My bike buddies and I have been doing fairly hard 3-5 hour Saturday morning rides for almost 20 years. As we’ve gotten older, the rides have gone from averaging 60 miles to more like 40 miles. But in terms of TSS, I’m still looking at 250 TSS on these rides, which results in multiple red/yellow days. Plan Builder wants me to do more like 100 TSS in the group ride. I’m not interested in doing shorter rides or riding with a slower group, so I’m thinking that an e-bike with power pedals is the best way stick with the group ride but limit TSS. I probably don’t need much assist to offset the extra bike weight and significantly lower TSS. Is anybody out there using this strategy successfully?

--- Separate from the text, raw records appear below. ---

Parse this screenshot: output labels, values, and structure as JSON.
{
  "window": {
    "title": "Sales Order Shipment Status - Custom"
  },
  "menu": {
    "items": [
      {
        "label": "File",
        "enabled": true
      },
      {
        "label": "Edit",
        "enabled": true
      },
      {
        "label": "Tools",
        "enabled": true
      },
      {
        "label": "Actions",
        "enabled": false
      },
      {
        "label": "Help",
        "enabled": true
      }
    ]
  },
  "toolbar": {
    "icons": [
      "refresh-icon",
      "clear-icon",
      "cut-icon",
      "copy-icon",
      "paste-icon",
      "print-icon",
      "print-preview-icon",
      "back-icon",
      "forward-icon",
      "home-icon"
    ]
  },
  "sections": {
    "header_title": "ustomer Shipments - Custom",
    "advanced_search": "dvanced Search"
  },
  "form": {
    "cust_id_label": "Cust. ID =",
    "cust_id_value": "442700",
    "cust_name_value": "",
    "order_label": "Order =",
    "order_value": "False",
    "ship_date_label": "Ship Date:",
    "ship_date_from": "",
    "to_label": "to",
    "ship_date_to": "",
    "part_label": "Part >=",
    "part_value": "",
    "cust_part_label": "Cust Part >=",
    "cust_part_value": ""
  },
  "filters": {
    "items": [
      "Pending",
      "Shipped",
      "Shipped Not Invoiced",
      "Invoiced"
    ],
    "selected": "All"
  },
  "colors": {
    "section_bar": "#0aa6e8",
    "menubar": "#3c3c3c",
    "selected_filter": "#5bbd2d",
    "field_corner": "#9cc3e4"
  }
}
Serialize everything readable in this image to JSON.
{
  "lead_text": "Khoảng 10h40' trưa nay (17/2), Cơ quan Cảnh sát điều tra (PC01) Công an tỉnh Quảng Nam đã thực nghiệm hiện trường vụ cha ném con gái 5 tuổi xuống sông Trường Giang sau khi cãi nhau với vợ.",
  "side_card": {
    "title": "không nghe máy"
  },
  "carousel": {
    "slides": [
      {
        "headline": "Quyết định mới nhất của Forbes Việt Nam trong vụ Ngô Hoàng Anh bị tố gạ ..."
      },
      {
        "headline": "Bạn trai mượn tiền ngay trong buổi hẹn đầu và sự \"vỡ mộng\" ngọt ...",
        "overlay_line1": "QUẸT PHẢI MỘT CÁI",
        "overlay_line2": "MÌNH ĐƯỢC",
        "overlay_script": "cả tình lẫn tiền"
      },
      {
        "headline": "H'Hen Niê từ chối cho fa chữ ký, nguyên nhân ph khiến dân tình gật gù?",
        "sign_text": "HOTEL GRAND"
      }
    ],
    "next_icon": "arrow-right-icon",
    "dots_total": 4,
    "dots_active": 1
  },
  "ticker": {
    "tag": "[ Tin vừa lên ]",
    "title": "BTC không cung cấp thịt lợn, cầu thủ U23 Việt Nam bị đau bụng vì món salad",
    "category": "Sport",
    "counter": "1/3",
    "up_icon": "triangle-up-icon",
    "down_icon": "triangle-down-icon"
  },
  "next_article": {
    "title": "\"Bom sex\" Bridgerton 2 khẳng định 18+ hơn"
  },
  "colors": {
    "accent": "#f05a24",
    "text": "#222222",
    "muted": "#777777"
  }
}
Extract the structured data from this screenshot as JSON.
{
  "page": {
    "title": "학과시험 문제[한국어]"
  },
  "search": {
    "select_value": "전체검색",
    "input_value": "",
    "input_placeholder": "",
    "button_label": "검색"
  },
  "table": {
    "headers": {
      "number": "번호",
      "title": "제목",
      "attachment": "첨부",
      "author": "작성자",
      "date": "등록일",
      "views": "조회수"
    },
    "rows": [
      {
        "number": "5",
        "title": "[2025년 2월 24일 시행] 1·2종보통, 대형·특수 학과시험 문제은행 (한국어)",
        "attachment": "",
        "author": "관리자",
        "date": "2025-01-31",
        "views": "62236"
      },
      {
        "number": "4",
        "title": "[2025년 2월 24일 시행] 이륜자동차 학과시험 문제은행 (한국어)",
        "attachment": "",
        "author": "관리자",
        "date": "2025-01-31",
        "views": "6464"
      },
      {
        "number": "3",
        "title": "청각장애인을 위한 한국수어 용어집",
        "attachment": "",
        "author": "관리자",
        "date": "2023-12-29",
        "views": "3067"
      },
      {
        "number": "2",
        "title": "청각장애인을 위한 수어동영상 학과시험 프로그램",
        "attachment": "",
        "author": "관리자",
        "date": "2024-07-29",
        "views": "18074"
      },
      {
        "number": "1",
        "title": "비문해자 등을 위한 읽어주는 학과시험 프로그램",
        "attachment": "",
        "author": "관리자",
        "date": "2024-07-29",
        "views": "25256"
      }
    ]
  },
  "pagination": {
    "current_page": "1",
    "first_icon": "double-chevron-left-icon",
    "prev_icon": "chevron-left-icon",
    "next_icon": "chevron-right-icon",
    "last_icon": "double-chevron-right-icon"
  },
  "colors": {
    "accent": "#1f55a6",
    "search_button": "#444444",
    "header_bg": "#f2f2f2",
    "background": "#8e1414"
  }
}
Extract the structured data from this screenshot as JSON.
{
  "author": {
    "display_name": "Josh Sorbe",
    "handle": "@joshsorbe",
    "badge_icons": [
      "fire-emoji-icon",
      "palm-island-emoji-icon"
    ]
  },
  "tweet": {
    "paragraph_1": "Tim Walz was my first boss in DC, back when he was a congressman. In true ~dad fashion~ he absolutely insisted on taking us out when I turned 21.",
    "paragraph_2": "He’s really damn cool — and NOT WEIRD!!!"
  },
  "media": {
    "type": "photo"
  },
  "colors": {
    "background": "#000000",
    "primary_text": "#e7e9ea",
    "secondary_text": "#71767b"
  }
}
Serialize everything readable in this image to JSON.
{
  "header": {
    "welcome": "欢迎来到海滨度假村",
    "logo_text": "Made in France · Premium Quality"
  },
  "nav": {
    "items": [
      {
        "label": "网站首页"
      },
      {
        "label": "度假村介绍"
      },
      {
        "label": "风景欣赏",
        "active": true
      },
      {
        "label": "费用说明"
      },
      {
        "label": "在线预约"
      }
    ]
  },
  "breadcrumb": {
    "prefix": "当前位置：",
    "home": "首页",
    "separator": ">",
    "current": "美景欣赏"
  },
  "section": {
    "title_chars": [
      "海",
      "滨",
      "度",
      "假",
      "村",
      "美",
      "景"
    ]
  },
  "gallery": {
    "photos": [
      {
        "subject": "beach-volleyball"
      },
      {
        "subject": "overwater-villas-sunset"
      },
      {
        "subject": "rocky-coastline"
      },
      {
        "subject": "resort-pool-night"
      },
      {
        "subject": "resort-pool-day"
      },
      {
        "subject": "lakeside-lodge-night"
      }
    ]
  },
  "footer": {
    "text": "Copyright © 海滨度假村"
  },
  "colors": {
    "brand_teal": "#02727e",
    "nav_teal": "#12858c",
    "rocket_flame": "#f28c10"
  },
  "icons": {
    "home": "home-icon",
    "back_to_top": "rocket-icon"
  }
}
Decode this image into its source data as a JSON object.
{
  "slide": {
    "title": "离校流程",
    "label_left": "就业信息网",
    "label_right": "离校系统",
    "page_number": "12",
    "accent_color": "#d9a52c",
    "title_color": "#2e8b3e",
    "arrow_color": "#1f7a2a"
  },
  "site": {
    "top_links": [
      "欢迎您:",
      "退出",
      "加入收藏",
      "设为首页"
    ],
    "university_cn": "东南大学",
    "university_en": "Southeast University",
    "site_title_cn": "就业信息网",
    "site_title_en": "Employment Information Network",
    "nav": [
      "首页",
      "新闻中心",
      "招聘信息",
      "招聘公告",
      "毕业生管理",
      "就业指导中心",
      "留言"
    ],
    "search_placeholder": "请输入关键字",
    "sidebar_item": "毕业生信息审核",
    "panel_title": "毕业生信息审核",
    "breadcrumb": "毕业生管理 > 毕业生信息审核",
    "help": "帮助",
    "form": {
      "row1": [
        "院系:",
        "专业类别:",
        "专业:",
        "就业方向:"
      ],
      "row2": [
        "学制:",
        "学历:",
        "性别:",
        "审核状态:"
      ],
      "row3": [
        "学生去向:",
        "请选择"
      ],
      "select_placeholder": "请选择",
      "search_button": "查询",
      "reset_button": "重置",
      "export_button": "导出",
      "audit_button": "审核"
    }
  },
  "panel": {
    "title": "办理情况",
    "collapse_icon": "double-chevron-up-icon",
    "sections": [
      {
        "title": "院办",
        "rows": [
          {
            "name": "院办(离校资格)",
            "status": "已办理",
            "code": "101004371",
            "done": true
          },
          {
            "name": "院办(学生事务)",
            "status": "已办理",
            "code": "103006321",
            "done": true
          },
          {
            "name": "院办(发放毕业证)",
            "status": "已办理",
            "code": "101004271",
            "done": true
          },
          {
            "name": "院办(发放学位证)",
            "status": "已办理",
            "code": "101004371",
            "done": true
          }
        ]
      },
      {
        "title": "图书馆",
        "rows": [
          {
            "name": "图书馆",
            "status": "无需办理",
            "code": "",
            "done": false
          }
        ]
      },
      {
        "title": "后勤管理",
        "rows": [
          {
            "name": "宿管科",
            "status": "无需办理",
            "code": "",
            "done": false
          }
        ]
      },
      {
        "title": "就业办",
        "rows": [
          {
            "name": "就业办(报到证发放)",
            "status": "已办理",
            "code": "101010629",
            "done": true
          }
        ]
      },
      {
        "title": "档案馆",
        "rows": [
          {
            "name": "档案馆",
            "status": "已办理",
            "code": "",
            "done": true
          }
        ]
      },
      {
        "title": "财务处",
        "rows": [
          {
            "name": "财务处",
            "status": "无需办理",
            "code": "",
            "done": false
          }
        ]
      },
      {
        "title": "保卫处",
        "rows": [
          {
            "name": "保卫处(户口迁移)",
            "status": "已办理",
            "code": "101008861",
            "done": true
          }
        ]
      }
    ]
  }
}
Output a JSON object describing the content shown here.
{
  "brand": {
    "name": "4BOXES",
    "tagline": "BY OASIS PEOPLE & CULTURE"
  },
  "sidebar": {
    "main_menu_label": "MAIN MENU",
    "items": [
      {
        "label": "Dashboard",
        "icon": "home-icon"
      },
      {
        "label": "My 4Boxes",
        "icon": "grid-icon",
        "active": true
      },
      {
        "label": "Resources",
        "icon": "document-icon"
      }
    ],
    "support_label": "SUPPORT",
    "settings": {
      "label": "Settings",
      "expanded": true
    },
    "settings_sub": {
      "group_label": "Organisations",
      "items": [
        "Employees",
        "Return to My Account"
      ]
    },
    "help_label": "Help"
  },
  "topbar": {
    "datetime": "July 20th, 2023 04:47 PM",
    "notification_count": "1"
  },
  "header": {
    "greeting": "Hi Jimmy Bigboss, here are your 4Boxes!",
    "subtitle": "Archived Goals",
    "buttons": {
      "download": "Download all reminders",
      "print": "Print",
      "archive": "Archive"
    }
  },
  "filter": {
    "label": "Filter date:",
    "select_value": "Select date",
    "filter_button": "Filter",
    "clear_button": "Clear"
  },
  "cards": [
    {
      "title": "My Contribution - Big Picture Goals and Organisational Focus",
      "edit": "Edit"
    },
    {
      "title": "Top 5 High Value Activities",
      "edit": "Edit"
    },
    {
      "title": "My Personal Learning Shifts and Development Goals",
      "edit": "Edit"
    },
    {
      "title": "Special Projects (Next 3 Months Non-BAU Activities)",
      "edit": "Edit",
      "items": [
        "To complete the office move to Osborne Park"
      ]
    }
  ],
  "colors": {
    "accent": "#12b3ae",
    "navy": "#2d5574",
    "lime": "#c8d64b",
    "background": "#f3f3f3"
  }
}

BTW, this also raises the question of how to introduce e-bikes into an established group of semi-purists, but I’ll leave that for another post!

If you’ve been doing this for 20 years, why change it? If this is what you ride for and fills your cup I wouldn’t worry what a computer “thinks.”

250 TSS in 64km ?

You live in the Himalayas or something ?

With the ebike though, a potential hardware issue will be gearing and motor speed. Most E-bikes off the shelf wont offer much at group ride pace, but they would help on hills.

Depends on where you live. In Europe, e-bikes will only assist up to 25 kph, which means that you can use the assist on the uphills and are on your own on the flats. Flat pace is more about aerodynamics than weight though, so you shouldn’t feel too much of a penalty with the e-bike over your current one, except possibly for gearing, but that shouldn’t be a problem for a road bike anyway (looking at something like Trek Domane+ or the likes for reference). I’d say go for it, since your average speed indicates that you spend enough time below 25 kph where the bike can help.

While I haven’t done this personally, I’ve seen Syd&Macky (youtube channel, pro MTB racer couple) ride e-bikes on their easy days to keep things restful.